The caution for the Conservatives is that a leadership bid focused on issues of race, ethnicity and what makes for a Canadian misses the point of what Canadians usually associate with the Conservatives – controlling taxes, smaller government and working to create jobs. This is akin to McDonald's taking hamburgers off the menu and focusing on salads. Salads are not part of its core promise to customers. The risk for the Conservatives is that a leadership race not focused on the economy vacates the issues playing field and cedes a strategic advantage to the Liberals.
The second cautionary observation relates to the unravelling of the winning Conservative coalition. The Harper Tories sought to win elections without significant support from Quebec and wanted to reshape Canada as a two-party state with the Conservatives as one of the two parties. Mr. Harper was successful at winning elections without major support from Quebec. The twist is that the Liberals have become closer to realizing a two-party state, as they squeezed out the New Democrats last year to sweep up the progressive vote in Canada.
A contentious leadership race dividing Progressive Conservatives from Reform Conservatives over identity politics could unravel the coalition that kept the Conservatives in power for almost a decade.
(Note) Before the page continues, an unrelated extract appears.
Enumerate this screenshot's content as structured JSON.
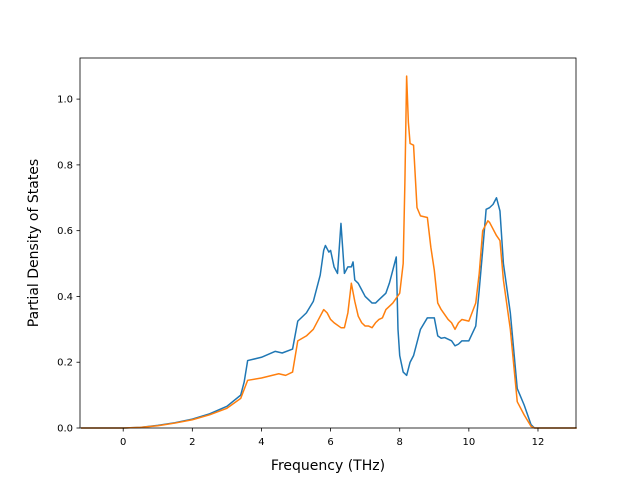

Before the party can have a hope of challenging the Liberals, the Conservatives must first be united.
One could argue that the unravelling of the Conservative winning alliance happened in the 2015 federal election. As soon as Mr. Harper lost the advantage on economic stewardship, his veering into identity politics with snitch lines for barbaric cultural practices snapped the Conservative advantage.
Some polls may suggest that today's Conservatives are okay with identity politics, but the reality is that Conservative support today only sits at one in four Canadians – a far cry from the Tory glory days under Mr. Harper. To say Conservatives are okay with identity politics today is to say that what is left of the Conservative coalition in the wake of defeat and setback is in truth okay with identity politics.
Perhaps the lesson is that if a party veers away from its strength, it risks voter abandonment and even potential division in the long run.